There are many things you can do to help yourself manage performance anxiety and flourish. I love these strategies as a starting place:
Breathe. Try an approach such as: Inhale for 4 counts, hold for 6, and exhale for 8 counts. Repeat this a handful of times to help yourself centre your thoughts and racing heartbeat.
Centre yourself. Consider grounding exercises to bring your attention back to slowing down your thoughts and identifying what is happening with your body. Try a quick body scan. Feel your feet on the ground. Where are you tense? Where are your thoughts? Then once composed, tune into your body without judgment, slow your breath. Look around you, while staying aligned with your breathe identify and name: 1 thing you taste, 2 things you smell, 3 things you hear, 4 things you feel, and 5 things you see.

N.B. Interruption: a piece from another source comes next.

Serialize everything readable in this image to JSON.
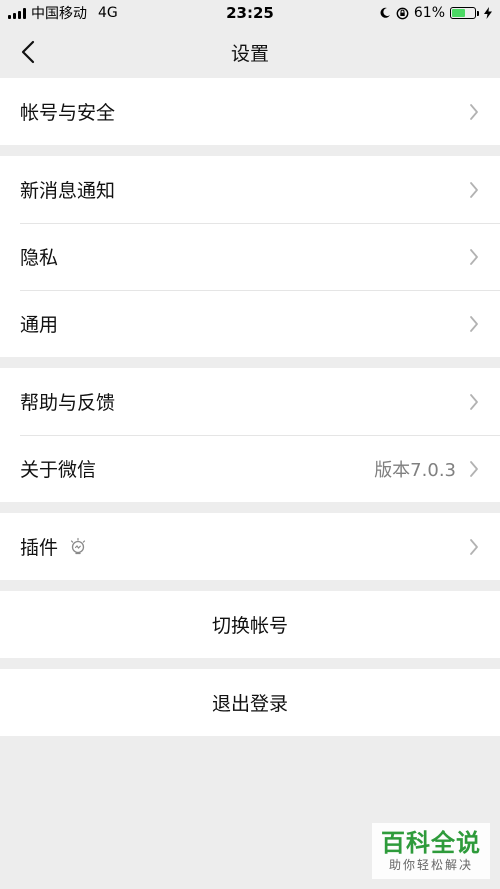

Focus on you. Remember everyone is different in how they experience performance anxiety. Comparisons are not helpful. Look and connect with your audience. Sometimes audience body language can be difficult to gauge. A hint to take away this pressure is to focus your vision just above the shoulder of an audience member and focus on the wall just past them. Over time you can connect and look into the audience members eyes.

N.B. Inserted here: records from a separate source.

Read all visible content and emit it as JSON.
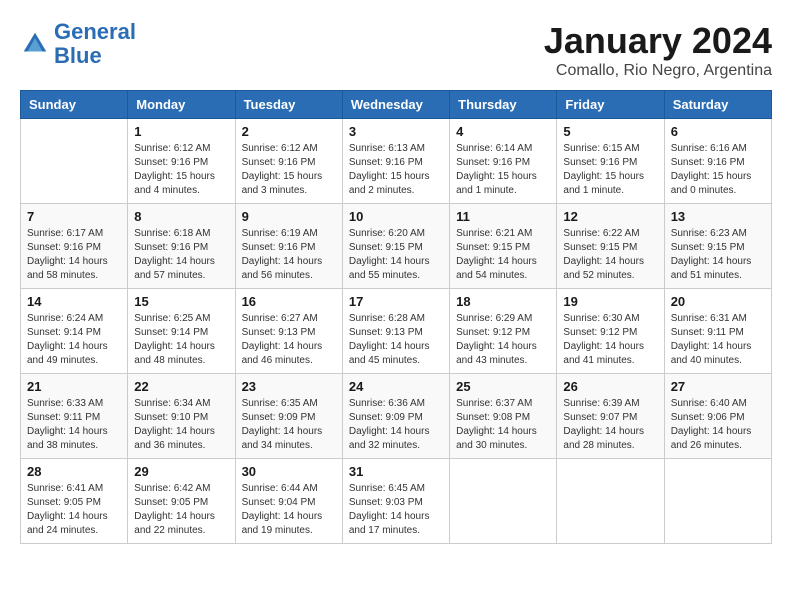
{
  "header": {
    "logo_line1": "General",
    "logo_line2": "Blue",
    "month": "January 2024",
    "location": "Comallo, Rio Negro, Argentina"
  },
  "weekdays": [
    "Sunday",
    "Monday",
    "Tuesday",
    "Wednesday",
    "Thursday",
    "Friday",
    "Saturday"
  ],
  "weeks": [
    [
      {
        "day": "",
        "info": ""
      },
      {
        "day": "1",
        "info": "Sunrise: 6:12 AM\nSunset: 9:16 PM\nDaylight: 15 hours\nand 4 minutes."
      },
      {
        "day": "2",
        "info": "Sunrise: 6:12 AM\nSunset: 9:16 PM\nDaylight: 15 hours\nand 3 minutes."
      },
      {
        "day": "3",
        "info": "Sunrise: 6:13 AM\nSunset: 9:16 PM\nDaylight: 15 hours\nand 2 minutes."
      },
      {
        "day": "4",
        "info": "Sunrise: 6:14 AM\nSunset: 9:16 PM\nDaylight: 15 hours\nand 1 minute."
      },
      {
        "day": "5",
        "info": "Sunrise: 6:15 AM\nSunset: 9:16 PM\nDaylight: 15 hours\nand 1 minute."
      },
      {
        "day": "6",
        "info": "Sunrise: 6:16 AM\nSunset: 9:16 PM\nDaylight: 15 hours\nand 0 minutes."
      }
    ],
    [
      {
        "day": "7",
        "info": "Sunrise: 6:17 AM\nSunset: 9:16 PM\nDaylight: 14 hours\nand 58 minutes."
      },
      {
        "day": "8",
        "info": "Sunrise: 6:18 AM\nSunset: 9:16 PM\nDaylight: 14 hours\nand 57 minutes."
      },
      {
        "day": "9",
        "info": "Sunrise: 6:19 AM\nSunset: 9:16 PM\nDaylight: 14 hours\nand 56 minutes."
      },
      {
        "day": "10",
        "info": "Sunrise: 6:20 AM\nSunset: 9:15 PM\nDaylight: 14 hours\nand 55 minutes."
      },
      {
        "day": "11",
        "info": "Sunrise: 6:21 AM\nSunset: 9:15 PM\nDaylight: 14 hours\nand 54 minutes."
      },
      {
        "day": "12",
        "info": "Sunrise: 6:22 AM\nSunset: 9:15 PM\nDaylight: 14 hours\nand 52 minutes."
      },
      {
        "day": "13",
        "info": "Sunrise: 6:23 AM\nSunset: 9:15 PM\nDaylight: 14 hours\nand 51 minutes."
      }
    ],
    [
      {
        "day": "14",
        "info": "Sunrise: 6:24 AM\nSunset: 9:14 PM\nDaylight: 14 hours\nand 49 minutes."
      },
      {
        "day": "15",
        "info": "Sunrise: 6:25 AM\nSunset: 9:14 PM\nDaylight: 14 hours\nand 48 minutes."
      },
      {
        "day": "16",
        "info": "Sunrise: 6:27 AM\nSunset: 9:13 PM\nDaylight: 14 hours\nand 46 minutes."
      },
      {
        "day": "17",
        "info": "Sunrise: 6:28 AM\nSunset: 9:13 PM\nDaylight: 14 hours\nand 45 minutes."
      },
      {
        "day": "18",
        "info": "Sunrise: 6:29 AM\nSunset: 9:12 PM\nDaylight: 14 hours\nand 43 minutes."
      },
      {
        "day": "19",
        "info": "Sunrise: 6:30 AM\nSunset: 9:12 PM\nDaylight: 14 hours\nand 41 minutes."
      },
      {
        "day": "20",
        "info": "Sunrise: 6:31 AM\nSunset: 9:11 PM\nDaylight: 14 hours\nand 40 minutes."
      }
    ],
    [
      {
        "day": "21",
        "info": "Sunrise: 6:33 AM\nSunset: 9:11 PM\nDaylight: 14 hours\nand 38 minutes."
      },
      {
        "day": "22",
        "info": "Sunrise: 6:34 AM\nSunset: 9:10 PM\nDaylight: 14 hours\nand 36 minutes."
      },
      {
        "day": "23",
        "info": "Sunrise: 6:35 AM\nSunset: 9:09 PM\nDaylight: 14 hours\nand 34 minutes."
      },
      {
        "day": "24",
        "info": "Sunrise: 6:36 AM\nSunset: 9:09 PM\nDaylight: 14 hours\nand 32 minutes."
      },
      {
        "day": "25",
        "info": "Sunrise: 6:37 AM\nSunset: 9:08 PM\nDaylight: 14 hours\nand 30 minutes."
      },
      {
        "day": "26",
        "info": "Sunrise: 6:39 AM\nSunset: 9:07 PM\nDaylight: 14 hours\nand 28 minutes."
      },
      {
        "day": "27",
        "info": "Sunrise: 6:40 AM\nSunset: 9:06 PM\nDaylight: 14 hours\nand 26 minutes."
      }
    ],
    [
      {
        "day": "28",
        "info": "Sunrise: 6:41 AM\nSunset: 9:05 PM\nDaylight: 14 hours\nand 24 minutes."
      },
      {
        "day": "29",
        "info": "Sunrise: 6:42 AM\nSunset: 9:05 PM\nDaylight: 14 hours\nand 22 minutes."
      },
      {
        "day": "30",
        "info": "Sunrise: 6:44 AM\nSunset: 9:04 PM\nDaylight: 14 hours\nand 19 minutes."
      },
      {
        "day": "31",
        "info": "Sunrise: 6:45 AM\nSunset: 9:03 PM\nDaylight: 14 hours\nand 17 minutes."
      },
      {
        "day": "",
        "info": ""
      },
      {
        "day": "",
        "info": ""
      },
      {
        "day": "",
        "info": ""
      }
    ]
  ]
}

Be aware of your body. Identify what your body does under pressure. Label your patterns. Then use this to establish a plan for how you are going to approach the reaction(s) over time.

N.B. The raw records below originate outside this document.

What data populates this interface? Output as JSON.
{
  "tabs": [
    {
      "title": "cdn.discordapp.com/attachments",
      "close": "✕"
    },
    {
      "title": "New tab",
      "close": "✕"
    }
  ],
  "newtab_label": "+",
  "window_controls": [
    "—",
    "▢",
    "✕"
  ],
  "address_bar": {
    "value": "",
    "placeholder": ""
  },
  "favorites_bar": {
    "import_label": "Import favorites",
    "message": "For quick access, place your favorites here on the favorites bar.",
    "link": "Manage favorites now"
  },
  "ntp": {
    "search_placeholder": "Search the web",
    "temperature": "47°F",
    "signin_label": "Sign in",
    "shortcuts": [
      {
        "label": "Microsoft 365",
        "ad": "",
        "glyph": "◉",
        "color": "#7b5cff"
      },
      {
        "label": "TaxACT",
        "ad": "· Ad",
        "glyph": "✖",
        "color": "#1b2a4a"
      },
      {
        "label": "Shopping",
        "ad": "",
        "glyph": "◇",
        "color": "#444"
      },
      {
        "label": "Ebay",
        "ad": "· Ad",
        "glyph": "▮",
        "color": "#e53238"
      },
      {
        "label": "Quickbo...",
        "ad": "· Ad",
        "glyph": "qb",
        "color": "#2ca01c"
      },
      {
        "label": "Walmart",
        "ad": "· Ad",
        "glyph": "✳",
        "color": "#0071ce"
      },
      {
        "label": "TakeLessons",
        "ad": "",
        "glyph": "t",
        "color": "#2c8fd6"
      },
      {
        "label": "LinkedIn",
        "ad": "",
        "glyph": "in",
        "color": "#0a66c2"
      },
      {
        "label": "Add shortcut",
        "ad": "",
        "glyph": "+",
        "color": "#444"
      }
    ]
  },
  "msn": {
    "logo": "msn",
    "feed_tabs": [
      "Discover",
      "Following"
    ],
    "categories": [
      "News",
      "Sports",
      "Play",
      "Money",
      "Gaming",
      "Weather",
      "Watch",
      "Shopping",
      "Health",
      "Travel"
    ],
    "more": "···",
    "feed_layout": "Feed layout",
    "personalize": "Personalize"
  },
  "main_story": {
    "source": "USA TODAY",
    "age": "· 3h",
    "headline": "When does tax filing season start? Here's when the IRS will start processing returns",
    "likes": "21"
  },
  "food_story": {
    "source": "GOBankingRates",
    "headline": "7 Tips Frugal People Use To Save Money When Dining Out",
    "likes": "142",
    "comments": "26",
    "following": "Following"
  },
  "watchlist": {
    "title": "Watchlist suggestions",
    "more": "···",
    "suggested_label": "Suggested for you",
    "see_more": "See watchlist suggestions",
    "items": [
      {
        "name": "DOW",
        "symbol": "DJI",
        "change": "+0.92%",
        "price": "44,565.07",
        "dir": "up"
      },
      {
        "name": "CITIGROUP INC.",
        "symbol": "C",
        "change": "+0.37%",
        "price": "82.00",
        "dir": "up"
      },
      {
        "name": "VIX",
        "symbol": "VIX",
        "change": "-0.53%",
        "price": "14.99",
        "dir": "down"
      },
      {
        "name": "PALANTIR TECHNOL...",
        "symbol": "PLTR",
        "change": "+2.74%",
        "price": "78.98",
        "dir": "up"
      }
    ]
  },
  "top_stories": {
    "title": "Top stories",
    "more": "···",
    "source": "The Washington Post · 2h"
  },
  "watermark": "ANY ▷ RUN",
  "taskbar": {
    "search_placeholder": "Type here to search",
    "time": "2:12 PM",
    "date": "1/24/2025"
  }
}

Practice. Volunteer to lead meetings or co-present with a colleague to help you to be more comfortable when addressing a crowd. Remember to smile. This helps with being calm, centred, and connects you to your audience.
Have confidence in your knowledge and skill set. If you are thrown a curly question, there is nothing wrong in saying “I’ll get back to you on that” . This way you are allowing yourself to compose your thoughts, follow up and continue to connect at a later stage.
Be kind to yourself. Small steps, mindful goal setting, and the power of positive self-talk are your friend when you are learning to manage your performance anxiety.